Но Гуди Чейз сказала, что ничего ей не рассказывала.
— Это она рассказала мне эту историю, сквайр, и сказала, что прочитала ее в старой книге. Что я знаю о Флоренс Фланнери? Вы много раз спрашивали меня о ней, когда были ребенком, и я ничего не могла сказать вам, потому что знала только одно — она была потаскушкой, опозорившей Шют Корт!
Узнав это, Дэниел Шют пришел в ярость и приступил к жене с расспросами, откуда она набралась этих сказок, но женщина пребывала в мрачной меланхолии и ничего ему не отвечала; весь день она оставалась в таком состоянии, но когда короткие зимние светлые часы миновали, ее снова охватил ужас, и она, словно лишившись рассудка, била себя в грудь, целовала четки и непрестанно бормотала: «Мой грех, мой грех, мой тяжкий грех!»

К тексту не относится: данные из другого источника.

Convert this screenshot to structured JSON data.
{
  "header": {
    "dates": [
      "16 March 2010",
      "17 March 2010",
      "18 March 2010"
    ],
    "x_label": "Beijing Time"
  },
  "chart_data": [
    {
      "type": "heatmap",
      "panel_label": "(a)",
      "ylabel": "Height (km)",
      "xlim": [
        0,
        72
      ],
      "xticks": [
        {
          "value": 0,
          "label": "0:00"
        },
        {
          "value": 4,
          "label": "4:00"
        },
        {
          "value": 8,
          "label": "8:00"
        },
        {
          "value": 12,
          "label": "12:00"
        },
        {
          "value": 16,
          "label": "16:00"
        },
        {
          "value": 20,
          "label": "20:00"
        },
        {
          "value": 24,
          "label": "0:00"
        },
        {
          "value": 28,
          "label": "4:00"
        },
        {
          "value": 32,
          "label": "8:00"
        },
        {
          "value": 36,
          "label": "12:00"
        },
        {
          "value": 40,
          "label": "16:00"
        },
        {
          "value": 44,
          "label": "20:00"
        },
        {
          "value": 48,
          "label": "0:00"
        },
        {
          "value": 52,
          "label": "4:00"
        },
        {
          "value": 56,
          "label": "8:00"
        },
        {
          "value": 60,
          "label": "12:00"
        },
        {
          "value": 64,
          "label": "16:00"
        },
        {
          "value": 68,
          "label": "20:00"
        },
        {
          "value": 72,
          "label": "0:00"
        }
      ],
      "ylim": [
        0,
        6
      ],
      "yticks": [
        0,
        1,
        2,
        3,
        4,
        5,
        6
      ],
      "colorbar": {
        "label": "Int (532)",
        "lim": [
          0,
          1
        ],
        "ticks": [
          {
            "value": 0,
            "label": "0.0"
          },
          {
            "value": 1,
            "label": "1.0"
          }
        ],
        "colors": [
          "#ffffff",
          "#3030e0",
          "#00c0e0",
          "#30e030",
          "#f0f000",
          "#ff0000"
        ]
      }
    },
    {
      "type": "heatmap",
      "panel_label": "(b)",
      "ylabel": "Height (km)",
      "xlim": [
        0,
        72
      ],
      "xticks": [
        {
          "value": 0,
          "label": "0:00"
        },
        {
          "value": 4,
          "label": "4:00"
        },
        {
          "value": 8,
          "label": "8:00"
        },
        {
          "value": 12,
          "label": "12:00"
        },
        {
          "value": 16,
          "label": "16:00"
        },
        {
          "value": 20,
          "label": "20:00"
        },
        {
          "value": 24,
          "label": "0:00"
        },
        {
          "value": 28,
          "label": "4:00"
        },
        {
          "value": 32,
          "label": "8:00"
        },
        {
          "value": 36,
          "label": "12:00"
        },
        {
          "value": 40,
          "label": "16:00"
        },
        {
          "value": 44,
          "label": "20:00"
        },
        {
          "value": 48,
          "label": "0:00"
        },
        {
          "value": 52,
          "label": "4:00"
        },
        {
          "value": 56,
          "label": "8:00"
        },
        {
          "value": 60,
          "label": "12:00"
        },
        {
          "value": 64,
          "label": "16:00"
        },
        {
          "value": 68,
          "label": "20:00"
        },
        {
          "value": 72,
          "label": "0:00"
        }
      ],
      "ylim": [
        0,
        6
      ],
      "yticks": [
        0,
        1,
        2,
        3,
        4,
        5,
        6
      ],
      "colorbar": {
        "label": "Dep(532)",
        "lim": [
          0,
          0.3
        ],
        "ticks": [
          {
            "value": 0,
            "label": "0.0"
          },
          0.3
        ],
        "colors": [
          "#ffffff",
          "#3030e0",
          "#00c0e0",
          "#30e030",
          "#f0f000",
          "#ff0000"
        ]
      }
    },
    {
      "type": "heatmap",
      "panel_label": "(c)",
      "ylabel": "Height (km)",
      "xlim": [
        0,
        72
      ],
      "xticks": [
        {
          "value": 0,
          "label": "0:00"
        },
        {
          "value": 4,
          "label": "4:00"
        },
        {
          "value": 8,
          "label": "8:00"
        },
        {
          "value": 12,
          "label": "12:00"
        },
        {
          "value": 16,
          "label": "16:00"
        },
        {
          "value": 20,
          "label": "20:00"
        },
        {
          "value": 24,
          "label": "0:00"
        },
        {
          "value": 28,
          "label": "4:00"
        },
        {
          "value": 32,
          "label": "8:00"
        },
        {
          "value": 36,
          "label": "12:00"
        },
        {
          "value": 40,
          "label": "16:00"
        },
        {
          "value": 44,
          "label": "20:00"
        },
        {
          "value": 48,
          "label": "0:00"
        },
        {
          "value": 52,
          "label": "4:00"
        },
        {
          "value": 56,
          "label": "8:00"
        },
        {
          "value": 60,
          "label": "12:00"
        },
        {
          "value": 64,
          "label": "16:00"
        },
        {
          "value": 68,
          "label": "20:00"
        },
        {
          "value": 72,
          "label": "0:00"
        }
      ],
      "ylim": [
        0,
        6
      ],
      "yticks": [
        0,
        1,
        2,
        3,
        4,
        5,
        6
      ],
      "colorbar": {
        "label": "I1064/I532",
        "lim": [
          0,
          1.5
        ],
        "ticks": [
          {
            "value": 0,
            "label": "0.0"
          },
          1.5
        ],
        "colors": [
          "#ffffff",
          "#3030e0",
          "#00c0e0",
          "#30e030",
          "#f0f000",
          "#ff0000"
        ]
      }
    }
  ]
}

Мистер Шют был не в том состоянии, чтобы терпеть это, и перебрался спать в другую комнату.
В унылую сельскую местность пришла зима; Пейли караулил у пруда, Шюты влачили жалкое, невыносимое существование в опустевшем доме.
Днем миссис Шют немного оживлялась и даже выходила из комнаты, чтобы посплетничать с миссис Чейз у огромного камина, но ближе к ночи ее всегда охватывал ужас, ее била дрожь, — и предметом ее кошмаров всегда была рыба, увиденная ею в пруду.
— Она не может выйти из воды, — говорили ей, на что она отвечала: — В первую ночь, когда мы приехали сюда, я заметила на лестнице потеки воды.
— Господи! — сказал как-то Дэниел Шют. — Это все равно, что жить с кем-то, приговоренным к смерти.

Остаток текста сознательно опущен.